Reuters reported that Spain sold 2.6 billion euros ($3.47 billion) of medium-term paper, where it had set a target range of 2.5 billion to 3.5 billion euros. Yields rose both on the new bonds and on the secondary market, and European markets were spooked by the auction results in morning trading, heading down in tandem with the euro, which neared a two-week low against the dollar, after the results were known. Even U.S. futures were down on the news before the markets' open.
Bonds set to mature in 2015 saw their yields increase to 2.890%. That’s higher than at their last sale on March 15, when they offered 2.440%. The good news is that the increase was below analysts' expectations of around 3.1%.
However, the news was not as good for the other two maturities in the auction. Bonds maturing in 2016 rose from 3.376% in an auction a month ago to 4.319%; analysts had expected an increase, but only pegged it at 3.95%. Bonds with 2020 dates, which last sold in September with yields of 5.156%, rose to 5.338%. Analysts had expected them to rise only to 5.2%.

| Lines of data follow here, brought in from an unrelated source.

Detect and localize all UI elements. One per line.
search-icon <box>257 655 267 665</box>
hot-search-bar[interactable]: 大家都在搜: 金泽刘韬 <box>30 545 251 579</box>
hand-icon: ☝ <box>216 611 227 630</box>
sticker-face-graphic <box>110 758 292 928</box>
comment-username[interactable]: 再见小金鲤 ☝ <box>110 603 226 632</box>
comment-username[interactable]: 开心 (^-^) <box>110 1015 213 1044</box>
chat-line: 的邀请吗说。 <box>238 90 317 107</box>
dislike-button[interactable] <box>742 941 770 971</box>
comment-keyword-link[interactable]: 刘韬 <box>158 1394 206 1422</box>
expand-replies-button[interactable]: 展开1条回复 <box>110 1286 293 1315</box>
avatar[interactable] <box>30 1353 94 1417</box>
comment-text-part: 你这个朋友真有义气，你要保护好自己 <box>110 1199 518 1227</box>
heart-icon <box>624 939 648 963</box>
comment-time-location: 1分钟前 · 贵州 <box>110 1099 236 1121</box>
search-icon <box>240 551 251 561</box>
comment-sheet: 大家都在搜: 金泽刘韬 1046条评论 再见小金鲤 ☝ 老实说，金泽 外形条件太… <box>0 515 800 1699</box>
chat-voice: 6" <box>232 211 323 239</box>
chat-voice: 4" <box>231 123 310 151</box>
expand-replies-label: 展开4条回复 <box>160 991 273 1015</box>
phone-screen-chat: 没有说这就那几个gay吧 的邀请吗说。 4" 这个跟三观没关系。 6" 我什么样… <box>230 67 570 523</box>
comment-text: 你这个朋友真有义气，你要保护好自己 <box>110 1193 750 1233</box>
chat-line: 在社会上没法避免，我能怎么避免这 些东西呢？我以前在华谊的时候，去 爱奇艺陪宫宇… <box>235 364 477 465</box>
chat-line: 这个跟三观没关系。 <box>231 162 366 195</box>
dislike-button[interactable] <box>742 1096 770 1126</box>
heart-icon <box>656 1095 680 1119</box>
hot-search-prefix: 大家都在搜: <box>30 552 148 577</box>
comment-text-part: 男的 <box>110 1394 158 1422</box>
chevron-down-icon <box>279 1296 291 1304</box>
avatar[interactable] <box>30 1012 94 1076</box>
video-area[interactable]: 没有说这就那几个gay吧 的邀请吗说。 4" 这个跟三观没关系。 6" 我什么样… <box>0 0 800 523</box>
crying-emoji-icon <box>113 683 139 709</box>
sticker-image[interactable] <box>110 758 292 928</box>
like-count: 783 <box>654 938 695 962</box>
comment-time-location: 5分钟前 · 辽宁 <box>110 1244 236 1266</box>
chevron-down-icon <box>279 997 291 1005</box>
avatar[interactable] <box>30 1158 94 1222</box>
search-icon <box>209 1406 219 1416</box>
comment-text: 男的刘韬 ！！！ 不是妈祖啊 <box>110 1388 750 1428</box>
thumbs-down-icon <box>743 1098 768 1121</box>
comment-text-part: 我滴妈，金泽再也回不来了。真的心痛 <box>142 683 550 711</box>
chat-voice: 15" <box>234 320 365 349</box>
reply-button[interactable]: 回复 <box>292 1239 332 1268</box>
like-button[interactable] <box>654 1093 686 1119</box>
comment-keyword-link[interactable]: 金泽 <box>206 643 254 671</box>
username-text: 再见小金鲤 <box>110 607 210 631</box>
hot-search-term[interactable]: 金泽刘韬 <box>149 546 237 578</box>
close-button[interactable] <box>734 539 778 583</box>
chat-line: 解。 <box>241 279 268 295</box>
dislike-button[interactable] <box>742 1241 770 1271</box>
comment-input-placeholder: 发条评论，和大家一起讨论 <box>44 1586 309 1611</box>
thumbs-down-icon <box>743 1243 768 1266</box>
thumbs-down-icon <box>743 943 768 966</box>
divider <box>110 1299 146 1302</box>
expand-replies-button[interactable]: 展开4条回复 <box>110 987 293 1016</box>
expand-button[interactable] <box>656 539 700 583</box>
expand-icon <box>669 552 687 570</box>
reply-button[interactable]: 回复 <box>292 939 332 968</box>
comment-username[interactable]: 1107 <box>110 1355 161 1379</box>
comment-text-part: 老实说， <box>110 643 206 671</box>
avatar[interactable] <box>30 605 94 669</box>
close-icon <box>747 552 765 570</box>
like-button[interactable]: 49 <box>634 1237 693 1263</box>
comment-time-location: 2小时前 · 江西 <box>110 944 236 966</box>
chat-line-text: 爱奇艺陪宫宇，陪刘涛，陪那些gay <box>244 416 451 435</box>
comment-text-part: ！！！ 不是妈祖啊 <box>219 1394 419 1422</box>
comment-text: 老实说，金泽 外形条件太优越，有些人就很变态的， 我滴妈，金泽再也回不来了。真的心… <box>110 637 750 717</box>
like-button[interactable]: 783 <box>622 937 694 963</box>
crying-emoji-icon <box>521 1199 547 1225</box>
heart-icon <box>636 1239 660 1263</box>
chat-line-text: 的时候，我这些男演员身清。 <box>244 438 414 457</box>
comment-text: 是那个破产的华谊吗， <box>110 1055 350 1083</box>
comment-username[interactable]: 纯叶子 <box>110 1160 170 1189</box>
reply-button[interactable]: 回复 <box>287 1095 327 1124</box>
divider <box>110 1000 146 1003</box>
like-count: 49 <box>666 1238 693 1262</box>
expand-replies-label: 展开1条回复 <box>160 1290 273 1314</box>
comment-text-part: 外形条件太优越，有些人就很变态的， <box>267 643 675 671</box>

Ten-year bonds on the secondary market rose about 25 basis points and approached 5.7%.
Nick Stamenkovic, rate strategist at RIA Capital Markets, was quoted saying, "The Spanish Treasury failed to raise the maximum amount and yields, bid-to-cover ratios are lower than the previous auctions and all in all suggests investors remain very cautious towards Spanish bonds at the moment."
They may have good cause. Spain's tough new budget will make it harder for the country to exit recession or lower its unemployment rate, the highest in the euro zone.